The QFII system was enacted by the China Securities Regulatory Commission (CSRC) and the People's Bank of China (PBOC) on November 5, 2002, and came into effect on December 1, 2002. Under this system, qualified foreign institutional investors are allowed to convert foreign currency into RMB to invest in China’s domestic securities, specifically the "A" shares listed on Chinese stock exchanges. These shares, until the implementation of the QFII measures, were exclusively available to Chinese nationals.
The primary objectives of the QFII system are to:

• Infuse foreign capital into China’s financial markets.
• Enhance market liquidity.
• Improve the overall quality and transparency of the market by introducing global standards and practices.
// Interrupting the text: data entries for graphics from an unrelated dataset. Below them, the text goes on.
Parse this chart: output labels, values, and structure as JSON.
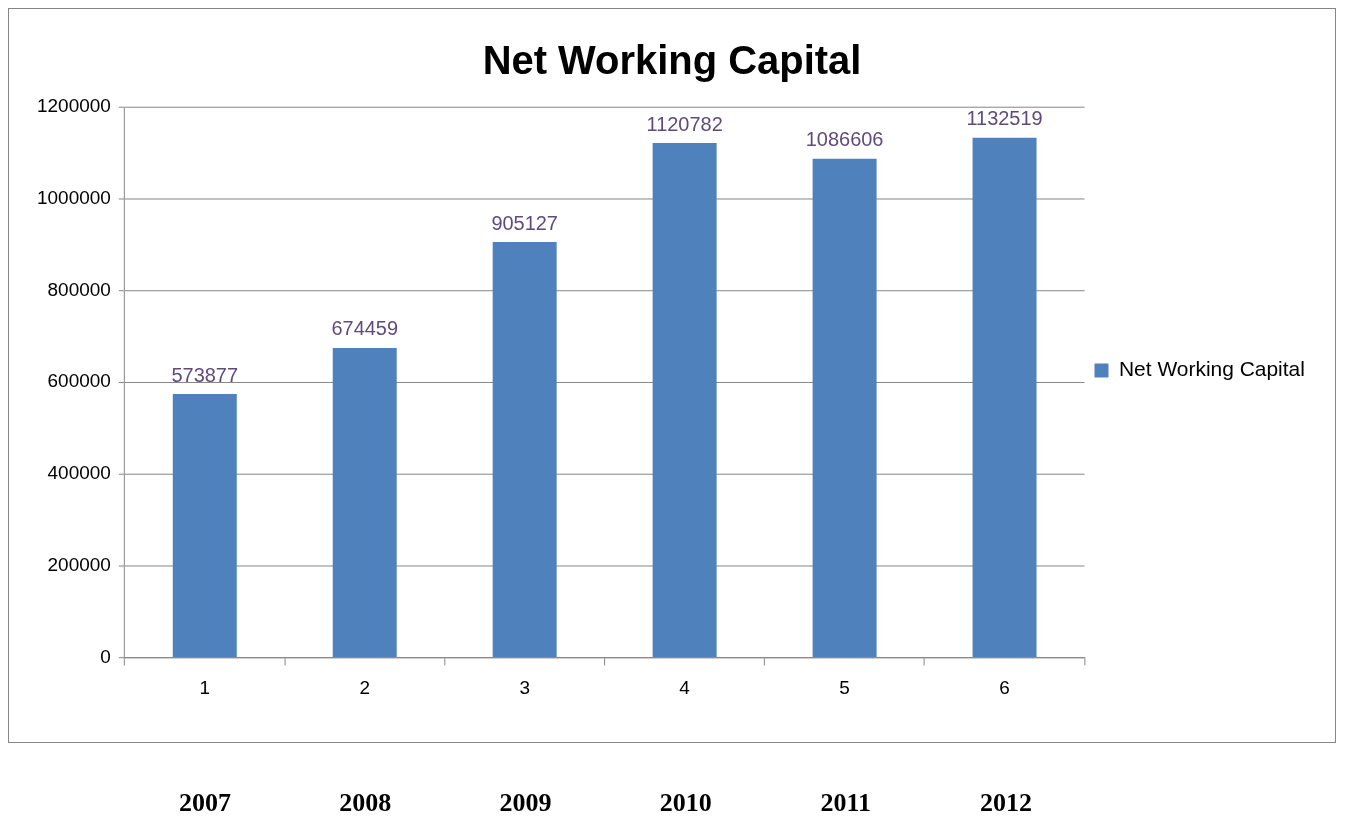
{
  "chart_data": {
    "type": "bar",
    "title": "Net Working Capital",
    "categories": [
      "1",
      "2",
      "3",
      "4",
      "5",
      "6"
    ],
    "series": [
      {
        "name": "Net Working Capital",
        "color": "#4f81bd",
        "values": [
          573877,
          674459,
          905127,
          1120782,
          1086606,
          1132519
        ]
      }
    ],
    "ylim": [
      0,
      1200000
    ],
    "yticks": [
      0,
      200000,
      400000,
      600000,
      800000,
      1000000,
      1200000
    ],
    "grid": "y",
    "legend": "right",
    "data_labels": true,
    "annotations": [
      "2007",
      "2008",
      "2009",
      "2010",
      "2011",
      "2012"
    ]
  }
}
Key Components of the QFII Measures

The QFII measures require foreign investors to establish a custodial relationship with a Chinese financial institution, set up a RMB bank account for investments, and appoint a single broker to manage transactions. SAFE grants an investment quota to foreign investors, determining the amount of foreign currency that can be converted into RMB for purchasing securities. Participants must manage at least USD 10 billion in assets and meet stringent financial and operational standards. QFIIs must work with an in-country custodian to manage their investment quota and a single broker for transactions.
Permitted investments include RMB-denominated financial instruments such as stocks, treasury bonds, convertible bonds, and corporate bonds. QFIIs can repatriate invested capital and profits only after a specified period and with SAFE’s approval. CSRC and SAFE conduct annual reviews to ensure compliance, with penalties for violations.
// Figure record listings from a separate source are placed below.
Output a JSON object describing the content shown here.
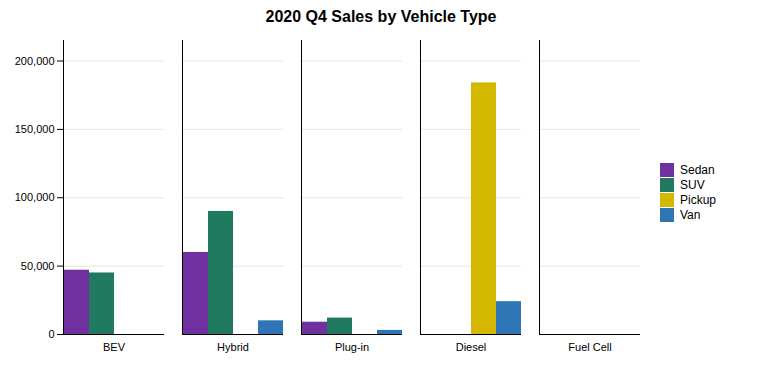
{
  "chart_data": {
    "type": "bar",
    "title": "2020 Q4 Sales by Vehicle Type",
    "categories": [
      "BEV",
      "Hybrid",
      "Plug-in",
      "Diesel",
      "Fuel Cell"
    ],
    "series": [
      {
        "name": "Sedan",
        "color": "#7030A0",
        "values": [
          47000,
          60000,
          9000,
          0,
          0
        ]
      },
      {
        "name": "SUV",
        "color": "#1F7A60",
        "values": [
          45000,
          90000,
          12000,
          0,
          0
        ]
      },
      {
        "name": "Pickup",
        "color": "#D4B800",
        "values": [
          0,
          0,
          0,
          184000,
          0
        ]
      },
      {
        "name": "Van",
        "color": "#2E75B6",
        "values": [
          0,
          10000,
          3000,
          24000,
          0
        ]
      }
    ],
    "ylim": [
      0,
      215000
    ],
    "yticks": [
      0,
      {
        "value": 50000,
        "label": "50,000"
      },
      {
        "value": 100000,
        "label": "100,000"
      },
      {
        "value": 150000,
        "label": "150,000"
      },
      {
        "value": 200000,
        "label": "200,000"
      }
    ],
    "grid": true,
    "legend": "right"
  }
}
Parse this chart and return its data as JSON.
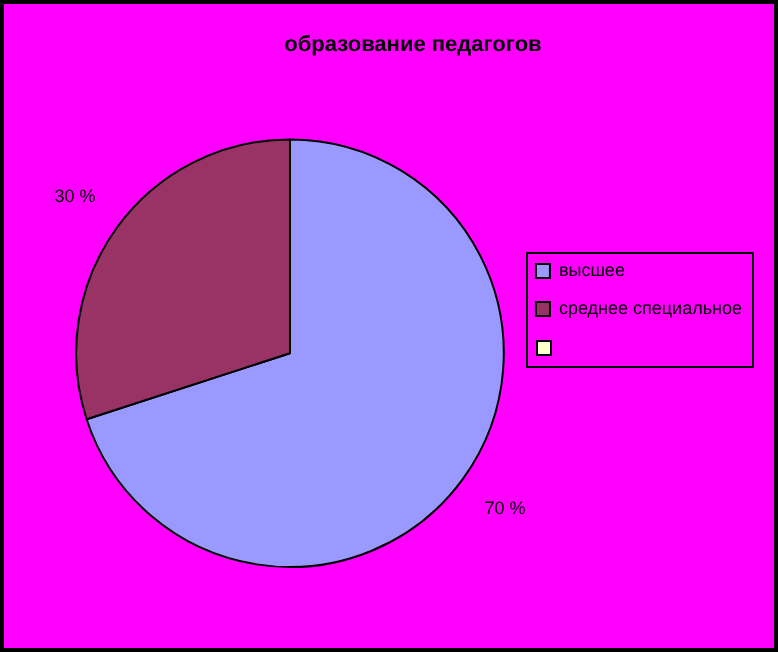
{
  "chart_data": {
    "type": "pie",
    "title": "образование педагогов",
    "categories": [
      "высшее",
      "среднее специальное"
    ],
    "values": [
      70,
      30
    ],
    "colors": [
      "#9999ff",
      "#993366"
    ],
    "value_labels": [
      "70 %",
      "30 %"
    ],
    "legend": "right"
  }
}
Implications of a Second Phase of Regulation


The initial phase of the QFII system has laid the groundwork for integrating foreign investment into China’s capital markets. A second phase of regulation could further liberalise these markets and address some of the initial system’s limitations. Potential developments in the second phase might include:

• Increased Quotas and Expanded Access: Allowing larger investment quotas and expanding the types of securities available for investment.
• Streamlined Approval Processes: Simplifying regulatory and approval processes for easier market entry.
• Enhanced Market Liquidity and Fungibility: Making "A" shares and other instruments more liquid and aligned with global markets.
• Improved Regulatory Coordination: Strengthening coordination between regulatory bodies for efficient monitoring and reporting.
• Diversified Investor Base: Encouraging a broader range of institutional investors to reduce market volatility.


The QFII system represents a crucial step in opening China’s financial markets to the world. While the initial measures are designed to ensure controlled and regulated entry of foreign capital, the second phase of regulation holds the promise of further liberalisation, increased investment opportunities, and enhanced market integration. As China continues to evolve its financial landscape, the QFII system will likely play a crucial role in shaping the future of global investment in China's expanding economy.